Halibut is a big fish that lives in cold northern ocean waters. According to The Natural Resources Defense Council, halibut is on the moderately safe list to eat due to its mercury content. Enjoy it occasionally and not more than once per week. I prefer the Pacific Halibut since it tends to be a cleaner fish. This recipe is colorful and offers high levels of Omega 3’s and lots of phyto-nutrients. It’s easy to put together and has a wonderful mediterranean flavor to it. Bon Appetit!
Ingredients:
½ cup almond flour
2 tsp chili powder
½ tsp salt
1 egg
¼ cup almond milk
1 tbsp Dijon mustard
1 cup finely chopped nuts
4 pieces, each 6 oz Halibut fillets
3 tbsp grapeseed oil
2 tbsp capers, drained, rinsed and patted dry
1 tbsp olive oil
2 small zucchini
1 cup red and yellow cherry or grape tomatoes, halved
1 tsp chopped garlic
Salt and freshly ground black pepper
2 tbsp chopped Italian parsley
Preparation:
Preheat oven to 400°F.
Make a dredging station for the fish: combine flour, chili powder and salt in a shallow bowl. Beat egg with milk and Dijon in another bowl, and place nut crumbs in the third bowl.
Dredge fish first in flour, then in egg mixture and then in crumbs to coat.
Heat 2 tbsp grapeseed oil in a large g pan on medium-high heat. Add fish and cook, turning, for 2 to 3 minutes or until crumbs are golden. Transfer fish to a glass baking dish and bake for 7 minutes or until fish is cooked through.
Wipe out pan, add remaining 1 tbsp grapeseed oil. Add capers and saute for 2 to 3 min or until crispy. Transfer to a paper-towel-lined plate to drain.
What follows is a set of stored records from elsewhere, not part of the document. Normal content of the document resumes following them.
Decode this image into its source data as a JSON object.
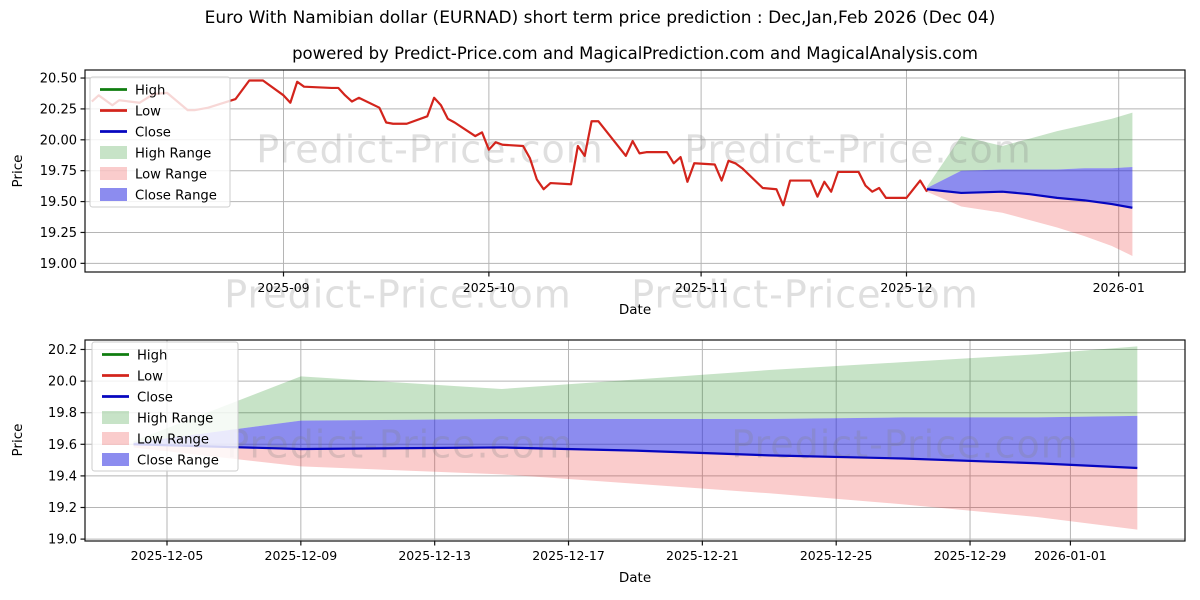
{
  "title": "Euro With Namibian dollar (EURNAD) short term price prediction : Dec,Jan,Feb 2026 (Dec 04)",
  "subtitle": "powered by Predict-Price.com and MagicalPrediction.com and MagicalAnalysis.com",
  "watermark": "Predict-Price.com",
  "colors": {
    "high_line": "#0f7d0f",
    "low_line": "#d3241c",
    "close_line": "#0606bf",
    "high_range_fill": "rgba(0,128,0,0.22)",
    "low_range_fill": "rgba(230,25,25,0.22)",
    "close_range_fill": "rgba(35,35,225,0.52)",
    "grid": "#b5b5b5",
    "spine": "#111111",
    "legend_border": "#cccccc",
    "legend_bg": "rgba(255,255,255,0.82)"
  },
  "legend": {
    "items": [
      {
        "label": "High",
        "type": "line",
        "color_key": "high_line"
      },
      {
        "label": "Low",
        "type": "line",
        "color_key": "low_line"
      },
      {
        "label": "Close",
        "type": "line",
        "color_key": "close_line"
      },
      {
        "label": "High Range",
        "type": "patch",
        "color_key": "high_range_fill"
      },
      {
        "label": "Low Range",
        "type": "patch",
        "color_key": "low_range_fill"
      },
      {
        "label": "Close Range",
        "type": "patch",
        "color_key": "close_range_fill"
      }
    ]
  },
  "forecast": {
    "dates": [
      "2025-12-04",
      "2025-12-09",
      "2025-12-15",
      "2025-12-19",
      "2025-12-23",
      "2025-12-27",
      "2025-12-31",
      "2026-01-03"
    ],
    "high_range_top": [
      19.62,
      20.03,
      19.95,
      20.01,
      20.07,
      20.12,
      20.17,
      20.22
    ],
    "close_range_top": [
      19.61,
      19.75,
      19.76,
      19.76,
      19.76,
      19.77,
      19.77,
      19.78
    ],
    "close": [
      19.6,
      19.57,
      19.58,
      19.56,
      19.53,
      19.51,
      19.48,
      19.45
    ],
    "low_range_bottom": [
      19.58,
      19.46,
      19.41,
      19.35,
      19.29,
      19.22,
      19.14,
      19.06
    ]
  },
  "chart_data": [
    {
      "type": "line",
      "name": "price-history-with-forecast",
      "xlabel": "Date",
      "ylabel": "Price",
      "ylim": [
        18.93,
        20.565
      ],
      "xlim": [
        "2025-08-03",
        "2026-01-10"
      ],
      "grid": true,
      "legend_position": "upper left",
      "yticks": [
        {
          "label": "19.00",
          "value": 19.0
        },
        {
          "label": "19.25",
          "value": 19.25
        },
        {
          "label": "19.50",
          "value": 19.5
        },
        {
          "label": "19.75",
          "value": 19.75
        },
        {
          "label": "20.00",
          "value": 20.0
        },
        {
          "label": "20.25",
          "value": 20.25
        },
        {
          "label": "20.50",
          "value": 20.5
        }
      ],
      "xticks": [
        {
          "label": "2025-09",
          "date": "2025-09-01"
        },
        {
          "label": "2025-10",
          "date": "2025-10-01"
        },
        {
          "label": "2025-11",
          "date": "2025-11-01"
        },
        {
          "label": "2025-12",
          "date": "2025-12-01"
        },
        {
          "label": "2026-01",
          "date": "2026-01-01"
        }
      ],
      "series": [
        {
          "name": "Low",
          "role": "history",
          "dates": [
            "2025-08-04",
            "2025-08-05",
            "2025-08-07",
            "2025-08-08",
            "2025-08-11",
            "2025-08-13",
            "2025-08-15",
            "2025-08-18",
            "2025-08-19",
            "2025-08-21",
            "2025-08-25",
            "2025-08-27",
            "2025-08-29",
            "2025-09-01",
            "2025-09-02",
            "2025-09-03",
            "2025-09-04",
            "2025-09-08",
            "2025-09-09",
            "2025-09-10",
            "2025-09-11",
            "2025-09-12",
            "2025-09-15",
            "2025-09-16",
            "2025-09-17",
            "2025-09-19",
            "2025-09-22",
            "2025-09-23",
            "2025-09-24",
            "2025-09-25",
            "2025-09-26",
            "2025-09-29",
            "2025-09-30",
            "2025-10-01",
            "2025-10-02",
            "2025-10-03",
            "2025-10-06",
            "2025-10-07",
            "2025-10-08",
            "2025-10-09",
            "2025-10-10",
            "2025-10-13",
            "2025-10-14",
            "2025-10-15",
            "2025-10-16",
            "2025-10-17",
            "2025-10-20",
            "2025-10-21",
            "2025-10-22",
            "2025-10-23",
            "2025-10-24",
            "2025-10-27",
            "2025-10-28",
            "2025-10-29",
            "2025-10-30",
            "2025-10-31",
            "2025-11-03",
            "2025-11-04",
            "2025-11-05",
            "2025-11-06",
            "2025-11-07",
            "2025-11-10",
            "2025-11-12",
            "2025-11-13",
            "2025-11-14",
            "2025-11-17",
            "2025-11-18",
            "2025-11-19",
            "2025-11-20",
            "2025-11-21",
            "2025-11-24",
            "2025-11-25",
            "2025-11-26",
            "2025-11-27",
            "2025-11-28",
            "2025-12-01",
            "2025-12-02",
            "2025-12-03",
            "2025-12-04"
          ],
          "values": [
            20.31,
            20.36,
            20.28,
            20.32,
            20.3,
            20.37,
            20.38,
            20.24,
            20.24,
            20.26,
            20.33,
            20.48,
            20.48,
            20.36,
            20.3,
            20.47,
            20.43,
            20.42,
            20.42,
            20.36,
            20.31,
            20.34,
            20.26,
            20.14,
            20.13,
            20.13,
            20.19,
            20.34,
            20.28,
            20.17,
            20.14,
            20.03,
            20.06,
            19.92,
            19.98,
            19.96,
            19.95,
            19.85,
            19.68,
            19.6,
            19.65,
            19.64,
            19.95,
            19.87,
            20.15,
            20.15,
            19.94,
            19.87,
            19.99,
            19.89,
            19.9,
            19.9,
            19.81,
            19.86,
            19.66,
            19.81,
            19.8,
            19.67,
            19.83,
            19.81,
            19.77,
            19.61,
            19.6,
            19.47,
            19.67,
            19.67,
            19.54,
            19.66,
            19.58,
            19.74,
            19.74,
            19.63,
            19.58,
            19.61,
            19.53,
            19.53,
            19.6,
            19.67,
            19.58
          ]
        }
      ],
      "has_forecast_bands": true
    },
    {
      "type": "area",
      "name": "forecast-detail",
      "xlabel": "Date",
      "ylabel": "Price",
      "ylim": [
        18.99,
        20.26
      ],
      "xlim": [
        "2025-12-03",
        "2026-01-04"
      ],
      "grid": true,
      "legend_position": "upper left",
      "yticks": [
        {
          "label": "19.0",
          "value": 19.0
        },
        {
          "label": "19.2",
          "value": 19.2
        },
        {
          "label": "19.4",
          "value": 19.4
        },
        {
          "label": "19.6",
          "value": 19.6
        },
        {
          "label": "19.8",
          "value": 19.8
        },
        {
          "label": "20.0",
          "value": 20.0
        },
        {
          "label": "20.2",
          "value": 20.2
        }
      ],
      "xticks": [
        {
          "label": "2025-12-05",
          "date": "2025-12-05"
        },
        {
          "label": "2025-12-09",
          "date": "2025-12-09"
        },
        {
          "label": "2025-12-13",
          "date": "2025-12-13"
        },
        {
          "label": "2025-12-17",
          "date": "2025-12-17"
        },
        {
          "label": "2025-12-21",
          "date": "2025-12-21"
        },
        {
          "label": "2025-12-25",
          "date": "2025-12-25"
        },
        {
          "label": "2025-12-29",
          "date": "2025-12-29"
        },
        {
          "label": "2026-01-01",
          "date": "2026-01-01"
        }
      ],
      "series": [],
      "has_forecast_bands": true
    }
  ]
}
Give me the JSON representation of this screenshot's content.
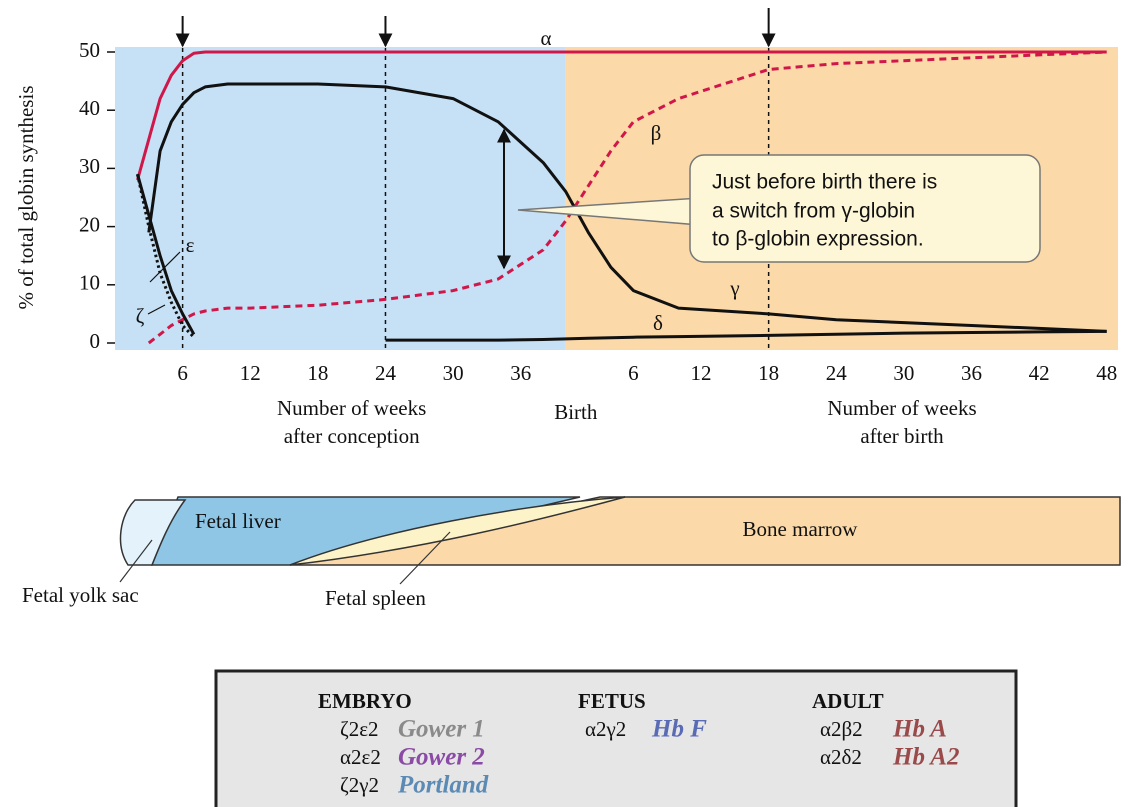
{
  "chart_data": {
    "type": "line",
    "ylabel": "% of total globin synthesis",
    "xlabel_left": [
      "Number of weeks",
      "after conception"
    ],
    "xlabel_right": [
      "Number of weeks",
      "after birth"
    ],
    "birth": {
      "value": 40,
      "label": "Birth"
    },
    "xlim": [
      0,
      89
    ],
    "ylim": [
      0,
      50
    ],
    "yticks": [
      0,
      10,
      20,
      30,
      40,
      50
    ],
    "xticks": [
      6,
      12,
      18,
      24,
      30,
      36,
      {
        "value": 46,
        "label": "6"
      },
      {
        "value": 52,
        "label": "12"
      },
      {
        "value": 58,
        "label": "18"
      },
      {
        "value": 64,
        "label": "24"
      },
      {
        "value": 70,
        "label": "30"
      },
      {
        "value": 76,
        "label": "36"
      },
      {
        "value": 82,
        "label": "42"
      },
      {
        "value": 88,
        "label": "48"
      }
    ],
    "arrows": [
      6,
      24,
      58
    ],
    "annotation": [
      "Just before birth there is",
      "a switch from γ-globin",
      "to β-globin expression."
    ],
    "x": [
      2,
      3,
      4,
      5,
      6,
      7,
      8,
      10,
      12,
      18,
      24,
      30,
      34,
      38,
      40,
      42,
      44,
      46,
      50,
      58,
      64,
      70,
      76,
      82,
      88
    ],
    "series": [
      {
        "name": "α",
        "color": "#d0174a",
        "style": "solid",
        "values": [
          28,
          35,
          42,
          46,
          48.5,
          49.8,
          50,
          50,
          50,
          50,
          50,
          50,
          50,
          50,
          50,
          50,
          50,
          50,
          50,
          50,
          50,
          50,
          50,
          50,
          50
        ]
      },
      {
        "name": "β",
        "color": "#d0174a",
        "style": "dashed",
        "values": [
          null,
          0,
          1.5,
          3,
          4,
          5,
          5.5,
          6,
          6,
          6.5,
          7.5,
          9,
          11,
          16,
          21,
          27,
          33,
          38,
          42,
          47,
          48,
          48.5,
          49,
          49.5,
          50
        ]
      },
      {
        "name": "γ",
        "color": "#111111",
        "style": "solid",
        "values": [
          null,
          19,
          33,
          38,
          41,
          43,
          44,
          44.5,
          44.5,
          44.5,
          44,
          42,
          38,
          31,
          26,
          19,
          13,
          9,
          6,
          5,
          4,
          3.5,
          3,
          2.5,
          2
        ]
      },
      {
        "name": "δ",
        "color": "#111111",
        "style": "solid",
        "values": [
          null,
          null,
          null,
          null,
          null,
          null,
          null,
          null,
          null,
          null,
          0.5,
          0.5,
          0.5,
          0.6,
          0.7,
          0.8,
          0.9,
          1,
          1.1,
          1.3,
          1.5,
          1.7,
          1.8,
          1.9,
          2
        ]
      },
      {
        "name": "ε",
        "color": "#111111",
        "style": "solid",
        "values": [
          29,
          22,
          15,
          9,
          5,
          1.5,
          null,
          null,
          null,
          null,
          null,
          null,
          null,
          null,
          null,
          null,
          null,
          null,
          null,
          null,
          null,
          null,
          null,
          null,
          null
        ]
      },
      {
        "name": "ζ",
        "color": "#111111",
        "style": "dotted",
        "values": [
          29,
          20,
          12,
          7,
          3,
          1,
          null,
          null,
          null,
          null,
          null,
          null,
          null,
          null,
          null,
          null,
          null,
          null,
          null,
          null,
          null,
          null,
          null,
          null,
          null
        ]
      }
    ]
  },
  "organs": {
    "yolk_sac": "Fetal yolk sac",
    "liver": "Fetal liver",
    "spleen": "Fetal spleen",
    "marrow": "Bone marrow"
  },
  "hemoglobins": [
    {
      "stage": "EMBRYO",
      "items": [
        {
          "formula": "ζ2ε2",
          "name": "Gower 1",
          "color": "#8a8a8a"
        },
        {
          "formula": "α2ε2",
          "name": "Gower 2",
          "color": "#8b4aa6"
        },
        {
          "formula": "ζ2γ2",
          "name": "Portland",
          "color": "#5b8ab5"
        }
      ]
    },
    {
      "stage": "FETUS",
      "items": [
        {
          "formula": "α2γ2",
          "name": "Hb F",
          "color": "#5a6bb5"
        }
      ]
    },
    {
      "stage": "ADULT",
      "items": [
        {
          "formula": "α2β2",
          "name": "Hb A",
          "color": "#9a4a4a"
        },
        {
          "formula": "α2δ2",
          "name": "Hb A2",
          "color": "#9a4a4a"
        }
      ]
    }
  ]
}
Add olive oil to pan over medium heat. Add sliced zucchini and saute for 1 minute or until they just beginning to soften. Add tomatoes and garlic; saute for 1 minute longer or until they have begun to release juice. Season with salt and pepper and sprinkle with fresh parsley and capers.
Serve fish over zucchini mixture, spooning some sauce over fish. Serves 4. Enjoy!